Produtores alegam que operam com margens apertadas, especialmente por
causa do tabelamento do frete, da alta do câmbio e da queda dos preços
internacionais dos grãos.
Entre algodão, arroz, feijão, milho, soja e trigo, a renda agrícola deve
somar R$ 244,9 bilhões este ano, segundo projeções da consultoria
MacroSector. “Houve queda de preços no mercado internacional, sobretudo
da soja, e a economia global está enfraquecendo”, afirma Fabio Silveira,
sócio da MacroSector, que calculou a renda do setor. Descontada a
inflação, a perda de renda será ainda maior que a prevista até agora,
diz ele.
A soja responde por mais da metade da receita de grãos e é um dos
pilares da balança comercial do País. A produção deste ano já foi 4,5%
inferior a de 2018, segundo o IBGE.
Diante desse cenário, os produtores estão inseguros em relação aos
preparativos para o plantio da próxima safra no Centro-Sul, a partir de
setembro. “A situação é bem desconfortável e o produtor de soja vai
trabalhar no fio da navalha este ano”, afirma Ilson José Redivo,
presidente do Sindicato Rural de Sinop (MT), que representa 350
agricultores.
O Mato Grosso é o principal Estado produtor de soja. A área plantada na
safra 2019/2020 deve ter o menor avanço dos últimos anos, de apenas
0,59%, segundo o Instituto Mato-Grossense de Economia Agropecuária
(Imea). Nas contas da entidade devem ser semeados 9,7 milhões de
hectares.
O preço da soja está abaixo do patamar histórico e, com a recente
valorização do real, deve cair ainda mais. Após todos os descontos, o
produtor de Sinop, por exemplo, recebe entre R$ 62 e R$ 63 por saca.
Essa cifra praticamente empata com o custo de produção. Tiago Stefanello
Nogueira, presidente do Sindicato Rural de Sorriso (MT), diz que os
insumos para a produção da próxima safra subiram entre 10% e 15% em
relação a 2018.
A produtividade da soja também pode ser menor. O produtor e distribuidor
de sementes do Mato Grosso, Carlos Ernesto Augustin, diz que
agricultores estão adquirindo o produto mais barato, sem tratamento,
menos resistente e menos produtivo.
O fertilizante foi o item que mais encareceu. “Há regiões onde o preço
aumentou entre 25% e 30%”, diz Bruno Lucchi, superintendente técnico da
Confederação Nacional da Agricultura e Pecuária (CNA).
Há muita apreensão para a próxima safra, diz Antonio Chavaglia,
presidente da Comigo, cooperativa de produtores de Rio Verde (GO). “O
preço dos insumos estourou e as compras estão atrasadas “
Além da alta do câmbio no primeiro semestre, que afetou diretamente o
preço do adubo que usa micronutrientes importados, Lucchi destaca o
impacto do tabelamento do frete. “A tabela do frete é uma bomba relógio:
ela é atualizada pela inflação e gera inflação.”

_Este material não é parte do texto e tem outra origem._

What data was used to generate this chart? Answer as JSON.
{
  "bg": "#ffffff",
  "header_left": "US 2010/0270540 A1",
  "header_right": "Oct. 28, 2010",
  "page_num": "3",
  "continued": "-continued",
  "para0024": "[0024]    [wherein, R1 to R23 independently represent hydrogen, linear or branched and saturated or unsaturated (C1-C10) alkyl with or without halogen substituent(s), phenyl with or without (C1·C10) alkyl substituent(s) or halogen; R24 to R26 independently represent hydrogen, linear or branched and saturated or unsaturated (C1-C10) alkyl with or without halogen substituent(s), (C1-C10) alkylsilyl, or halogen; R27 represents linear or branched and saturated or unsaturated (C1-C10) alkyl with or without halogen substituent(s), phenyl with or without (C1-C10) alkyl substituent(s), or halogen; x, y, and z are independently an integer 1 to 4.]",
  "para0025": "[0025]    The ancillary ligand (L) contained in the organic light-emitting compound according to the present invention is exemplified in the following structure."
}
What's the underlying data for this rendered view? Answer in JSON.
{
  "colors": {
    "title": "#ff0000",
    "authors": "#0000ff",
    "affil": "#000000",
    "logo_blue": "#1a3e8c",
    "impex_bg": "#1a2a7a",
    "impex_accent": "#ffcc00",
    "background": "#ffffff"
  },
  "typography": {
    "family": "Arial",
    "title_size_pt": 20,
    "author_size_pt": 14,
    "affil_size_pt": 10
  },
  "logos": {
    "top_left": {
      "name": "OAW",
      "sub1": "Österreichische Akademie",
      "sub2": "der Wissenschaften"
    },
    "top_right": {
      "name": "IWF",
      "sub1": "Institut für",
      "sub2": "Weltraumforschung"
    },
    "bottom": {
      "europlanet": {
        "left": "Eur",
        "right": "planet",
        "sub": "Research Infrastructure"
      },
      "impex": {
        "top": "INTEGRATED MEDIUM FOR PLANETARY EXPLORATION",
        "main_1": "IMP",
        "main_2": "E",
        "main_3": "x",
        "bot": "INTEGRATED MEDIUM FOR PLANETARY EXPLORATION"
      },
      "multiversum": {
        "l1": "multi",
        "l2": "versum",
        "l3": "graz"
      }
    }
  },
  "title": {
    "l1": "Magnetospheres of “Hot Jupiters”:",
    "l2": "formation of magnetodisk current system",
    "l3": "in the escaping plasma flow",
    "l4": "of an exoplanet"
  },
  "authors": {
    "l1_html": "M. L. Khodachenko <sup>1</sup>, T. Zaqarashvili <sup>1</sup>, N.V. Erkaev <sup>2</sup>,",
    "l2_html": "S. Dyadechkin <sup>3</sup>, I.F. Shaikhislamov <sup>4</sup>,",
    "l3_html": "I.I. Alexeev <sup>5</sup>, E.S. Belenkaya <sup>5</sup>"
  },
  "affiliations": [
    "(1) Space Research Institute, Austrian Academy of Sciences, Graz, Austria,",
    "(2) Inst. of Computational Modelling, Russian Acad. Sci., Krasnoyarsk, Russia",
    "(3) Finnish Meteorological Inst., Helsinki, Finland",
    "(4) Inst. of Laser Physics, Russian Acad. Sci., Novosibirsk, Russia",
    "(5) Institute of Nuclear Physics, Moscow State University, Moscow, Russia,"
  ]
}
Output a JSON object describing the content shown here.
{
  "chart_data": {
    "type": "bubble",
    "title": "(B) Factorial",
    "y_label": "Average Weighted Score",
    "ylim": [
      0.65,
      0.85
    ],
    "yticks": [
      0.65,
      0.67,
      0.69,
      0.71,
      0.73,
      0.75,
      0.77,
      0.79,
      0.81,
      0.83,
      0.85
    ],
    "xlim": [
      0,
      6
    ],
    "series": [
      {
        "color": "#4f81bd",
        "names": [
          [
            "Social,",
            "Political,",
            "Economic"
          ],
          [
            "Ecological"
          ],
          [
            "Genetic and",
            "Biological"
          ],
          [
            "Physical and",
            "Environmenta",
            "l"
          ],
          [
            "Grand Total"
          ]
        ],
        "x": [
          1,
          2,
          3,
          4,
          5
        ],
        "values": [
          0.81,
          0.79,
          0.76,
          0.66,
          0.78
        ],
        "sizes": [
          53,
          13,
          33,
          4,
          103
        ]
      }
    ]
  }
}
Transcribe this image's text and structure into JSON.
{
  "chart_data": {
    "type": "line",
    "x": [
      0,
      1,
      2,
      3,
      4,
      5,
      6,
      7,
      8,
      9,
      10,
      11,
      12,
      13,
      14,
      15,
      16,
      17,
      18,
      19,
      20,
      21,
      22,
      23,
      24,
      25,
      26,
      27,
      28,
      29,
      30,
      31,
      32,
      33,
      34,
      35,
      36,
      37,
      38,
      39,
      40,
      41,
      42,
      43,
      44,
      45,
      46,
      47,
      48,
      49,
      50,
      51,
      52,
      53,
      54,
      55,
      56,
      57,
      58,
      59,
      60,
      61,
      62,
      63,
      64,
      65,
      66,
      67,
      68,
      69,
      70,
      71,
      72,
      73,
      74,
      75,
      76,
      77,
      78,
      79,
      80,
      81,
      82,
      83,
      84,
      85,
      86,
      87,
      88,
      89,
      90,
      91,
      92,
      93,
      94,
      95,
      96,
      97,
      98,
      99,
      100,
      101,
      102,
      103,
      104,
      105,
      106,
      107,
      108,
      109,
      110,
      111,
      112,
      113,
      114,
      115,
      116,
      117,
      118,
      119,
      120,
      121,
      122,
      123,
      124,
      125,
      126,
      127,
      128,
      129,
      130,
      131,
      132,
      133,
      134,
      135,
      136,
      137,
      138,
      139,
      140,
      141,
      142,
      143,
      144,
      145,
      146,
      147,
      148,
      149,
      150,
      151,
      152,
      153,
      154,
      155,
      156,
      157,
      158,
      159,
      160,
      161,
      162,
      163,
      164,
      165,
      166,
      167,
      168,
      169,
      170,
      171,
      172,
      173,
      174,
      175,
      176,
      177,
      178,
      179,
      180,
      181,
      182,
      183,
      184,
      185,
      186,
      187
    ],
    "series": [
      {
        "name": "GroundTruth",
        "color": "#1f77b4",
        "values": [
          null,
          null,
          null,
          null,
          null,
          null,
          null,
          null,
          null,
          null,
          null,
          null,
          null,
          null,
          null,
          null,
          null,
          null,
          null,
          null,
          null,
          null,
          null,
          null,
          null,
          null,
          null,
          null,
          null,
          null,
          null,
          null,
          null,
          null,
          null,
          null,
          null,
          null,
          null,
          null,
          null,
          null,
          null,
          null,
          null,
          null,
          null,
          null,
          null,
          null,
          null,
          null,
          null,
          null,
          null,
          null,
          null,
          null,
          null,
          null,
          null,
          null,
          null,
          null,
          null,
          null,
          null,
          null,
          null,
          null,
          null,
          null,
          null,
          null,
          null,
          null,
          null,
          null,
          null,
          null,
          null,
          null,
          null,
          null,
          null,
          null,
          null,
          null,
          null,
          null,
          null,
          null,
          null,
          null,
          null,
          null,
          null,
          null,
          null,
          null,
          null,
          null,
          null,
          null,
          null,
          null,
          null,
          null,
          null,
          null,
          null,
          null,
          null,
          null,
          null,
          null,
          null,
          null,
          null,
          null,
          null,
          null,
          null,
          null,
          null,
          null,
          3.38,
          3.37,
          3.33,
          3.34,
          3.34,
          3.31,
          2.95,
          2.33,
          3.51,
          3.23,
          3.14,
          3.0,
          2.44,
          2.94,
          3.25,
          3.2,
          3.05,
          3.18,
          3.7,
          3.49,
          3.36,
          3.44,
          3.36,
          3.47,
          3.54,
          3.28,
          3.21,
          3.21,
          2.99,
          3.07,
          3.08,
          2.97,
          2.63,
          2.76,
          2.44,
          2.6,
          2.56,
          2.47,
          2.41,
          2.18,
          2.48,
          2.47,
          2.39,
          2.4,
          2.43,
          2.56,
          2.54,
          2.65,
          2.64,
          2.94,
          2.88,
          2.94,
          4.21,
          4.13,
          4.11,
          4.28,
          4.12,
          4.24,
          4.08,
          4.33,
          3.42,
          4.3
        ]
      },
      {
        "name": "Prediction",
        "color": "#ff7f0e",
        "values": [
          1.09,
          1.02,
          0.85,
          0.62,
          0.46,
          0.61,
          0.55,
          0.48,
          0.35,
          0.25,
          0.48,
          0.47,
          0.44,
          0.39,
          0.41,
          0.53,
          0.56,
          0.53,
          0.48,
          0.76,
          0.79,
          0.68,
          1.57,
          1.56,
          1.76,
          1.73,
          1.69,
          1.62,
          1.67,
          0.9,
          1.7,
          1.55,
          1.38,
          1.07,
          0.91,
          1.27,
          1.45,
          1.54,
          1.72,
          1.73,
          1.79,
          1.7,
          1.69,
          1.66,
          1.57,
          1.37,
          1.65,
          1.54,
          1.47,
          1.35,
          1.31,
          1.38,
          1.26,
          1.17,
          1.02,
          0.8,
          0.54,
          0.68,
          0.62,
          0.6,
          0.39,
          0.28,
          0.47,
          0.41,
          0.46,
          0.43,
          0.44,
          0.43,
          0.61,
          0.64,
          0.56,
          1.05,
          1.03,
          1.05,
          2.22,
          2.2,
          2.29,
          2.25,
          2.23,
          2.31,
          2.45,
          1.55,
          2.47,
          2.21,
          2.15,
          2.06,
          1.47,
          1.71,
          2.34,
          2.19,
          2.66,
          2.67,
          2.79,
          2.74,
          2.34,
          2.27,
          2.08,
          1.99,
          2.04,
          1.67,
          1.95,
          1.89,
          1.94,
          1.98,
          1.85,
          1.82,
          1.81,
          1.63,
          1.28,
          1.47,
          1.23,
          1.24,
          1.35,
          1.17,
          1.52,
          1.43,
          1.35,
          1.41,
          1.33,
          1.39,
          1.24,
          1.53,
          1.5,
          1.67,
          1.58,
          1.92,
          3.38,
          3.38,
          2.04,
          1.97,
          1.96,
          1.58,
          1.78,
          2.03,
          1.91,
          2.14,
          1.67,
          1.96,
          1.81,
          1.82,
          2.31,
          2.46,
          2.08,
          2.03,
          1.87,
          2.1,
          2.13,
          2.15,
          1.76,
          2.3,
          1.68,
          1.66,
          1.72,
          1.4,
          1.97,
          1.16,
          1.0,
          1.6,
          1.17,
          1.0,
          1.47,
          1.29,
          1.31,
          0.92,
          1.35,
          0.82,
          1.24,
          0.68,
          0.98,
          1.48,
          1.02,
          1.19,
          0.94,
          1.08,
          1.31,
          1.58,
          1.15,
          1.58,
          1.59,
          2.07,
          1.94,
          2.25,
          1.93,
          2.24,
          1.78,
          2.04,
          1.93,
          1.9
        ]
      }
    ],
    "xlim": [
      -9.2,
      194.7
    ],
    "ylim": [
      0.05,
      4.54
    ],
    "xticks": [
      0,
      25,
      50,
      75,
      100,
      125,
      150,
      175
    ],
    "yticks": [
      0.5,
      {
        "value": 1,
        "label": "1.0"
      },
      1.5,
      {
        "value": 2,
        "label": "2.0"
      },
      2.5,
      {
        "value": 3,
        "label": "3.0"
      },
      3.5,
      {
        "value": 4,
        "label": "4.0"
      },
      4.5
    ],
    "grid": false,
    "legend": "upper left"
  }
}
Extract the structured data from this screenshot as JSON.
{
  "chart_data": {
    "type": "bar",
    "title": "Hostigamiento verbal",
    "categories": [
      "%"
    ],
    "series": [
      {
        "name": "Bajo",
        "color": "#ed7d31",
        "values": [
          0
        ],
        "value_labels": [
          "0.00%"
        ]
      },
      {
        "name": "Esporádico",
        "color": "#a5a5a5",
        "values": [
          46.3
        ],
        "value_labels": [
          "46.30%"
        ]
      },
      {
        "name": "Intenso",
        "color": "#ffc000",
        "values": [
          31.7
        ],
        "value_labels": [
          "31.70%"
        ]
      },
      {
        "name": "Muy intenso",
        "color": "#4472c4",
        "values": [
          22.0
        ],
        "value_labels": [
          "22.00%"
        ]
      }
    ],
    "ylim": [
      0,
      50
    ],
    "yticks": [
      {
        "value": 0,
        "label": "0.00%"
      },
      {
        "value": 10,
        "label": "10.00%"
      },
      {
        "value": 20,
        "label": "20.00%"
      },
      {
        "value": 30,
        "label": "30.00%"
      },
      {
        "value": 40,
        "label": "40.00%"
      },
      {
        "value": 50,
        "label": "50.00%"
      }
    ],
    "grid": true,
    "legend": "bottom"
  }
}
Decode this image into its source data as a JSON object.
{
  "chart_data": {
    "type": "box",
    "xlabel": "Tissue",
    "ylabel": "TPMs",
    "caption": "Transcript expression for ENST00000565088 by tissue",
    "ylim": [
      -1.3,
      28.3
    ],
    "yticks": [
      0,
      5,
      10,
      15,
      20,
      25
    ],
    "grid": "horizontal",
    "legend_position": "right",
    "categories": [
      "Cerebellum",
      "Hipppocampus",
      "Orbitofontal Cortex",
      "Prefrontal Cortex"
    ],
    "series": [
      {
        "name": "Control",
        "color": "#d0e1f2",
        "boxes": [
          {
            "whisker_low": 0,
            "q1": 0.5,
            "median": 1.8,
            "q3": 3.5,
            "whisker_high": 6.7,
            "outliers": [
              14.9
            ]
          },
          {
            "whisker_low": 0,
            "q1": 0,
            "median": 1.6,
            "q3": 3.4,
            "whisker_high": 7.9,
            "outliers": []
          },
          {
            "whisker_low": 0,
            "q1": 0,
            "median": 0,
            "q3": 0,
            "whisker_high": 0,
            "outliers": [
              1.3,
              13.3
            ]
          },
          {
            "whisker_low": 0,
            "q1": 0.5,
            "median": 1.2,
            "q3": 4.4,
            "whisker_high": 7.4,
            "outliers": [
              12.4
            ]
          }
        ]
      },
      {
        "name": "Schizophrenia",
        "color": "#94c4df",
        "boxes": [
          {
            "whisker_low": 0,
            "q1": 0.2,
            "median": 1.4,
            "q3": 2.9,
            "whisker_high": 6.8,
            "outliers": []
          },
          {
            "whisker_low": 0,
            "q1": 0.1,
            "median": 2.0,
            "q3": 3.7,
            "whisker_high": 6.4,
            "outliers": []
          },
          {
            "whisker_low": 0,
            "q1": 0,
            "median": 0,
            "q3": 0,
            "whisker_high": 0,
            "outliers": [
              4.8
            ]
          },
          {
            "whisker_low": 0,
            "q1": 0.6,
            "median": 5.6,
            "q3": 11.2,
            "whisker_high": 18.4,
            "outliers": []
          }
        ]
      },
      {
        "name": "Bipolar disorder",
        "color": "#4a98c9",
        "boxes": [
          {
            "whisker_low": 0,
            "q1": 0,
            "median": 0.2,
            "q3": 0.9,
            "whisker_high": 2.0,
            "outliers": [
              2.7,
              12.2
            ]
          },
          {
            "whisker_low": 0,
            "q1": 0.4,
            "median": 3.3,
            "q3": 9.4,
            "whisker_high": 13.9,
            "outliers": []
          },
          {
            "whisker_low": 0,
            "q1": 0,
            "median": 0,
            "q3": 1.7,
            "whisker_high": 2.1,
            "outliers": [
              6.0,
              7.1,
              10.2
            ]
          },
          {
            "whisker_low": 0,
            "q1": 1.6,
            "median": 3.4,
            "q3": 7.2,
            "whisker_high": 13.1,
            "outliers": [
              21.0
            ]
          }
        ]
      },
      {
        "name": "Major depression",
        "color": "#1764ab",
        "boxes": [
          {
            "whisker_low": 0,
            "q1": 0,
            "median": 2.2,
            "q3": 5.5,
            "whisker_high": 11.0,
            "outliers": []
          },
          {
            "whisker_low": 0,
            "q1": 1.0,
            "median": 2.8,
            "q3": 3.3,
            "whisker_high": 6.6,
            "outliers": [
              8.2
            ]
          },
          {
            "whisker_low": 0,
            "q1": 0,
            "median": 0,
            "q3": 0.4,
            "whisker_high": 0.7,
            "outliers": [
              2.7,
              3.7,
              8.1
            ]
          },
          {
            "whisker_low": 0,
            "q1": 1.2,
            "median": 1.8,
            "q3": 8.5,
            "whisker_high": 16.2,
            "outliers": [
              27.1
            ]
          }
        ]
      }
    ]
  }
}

Guerra. Embora tenha sido amenizada nos últimos dias, Augustin
afirma que a insegurança no campo também ocorre em razão da guerra
comercial entre EUA e China. “Há uma pressão grande e o produtor tem
medo de plantar e sobrar produto”, diz. “Ninguém vai deixar de plantar,
mas fará isso com cautela e da forma mais barata possível”.
O sócio da MBAgro, José Carlos Hausknecht, ressalta que a guerra
comercial beneficia o País num primeiro momento, à medida em que os
chineses pagam prêmios pela soja brasileira. O problema, afirma, é que a
China reduziu o consumo em razão da peste suína africana.
Para Guilherme Bellotti, analista sênior de Agronegócios do Itaú BBA,
produtores brasileiros ficaram muito dependentes da China, considerada
por ele um “parceiro instável por ter capacidade de mexer com as
expectativas e reduzir preços”. Ele estima que este ano o País deve
exportar 70 milhões de toneladas, ante 84 milhões em 2018, sendo 80%
para a China.
Lucchi ressalta que a peste que dizimou os suínos na China pode, por
outro lado, resultar em avanço nas importações de carnes. / COLABOROU VINICIUS NEDER
As informações são do jornal O Estado de S. Paulo.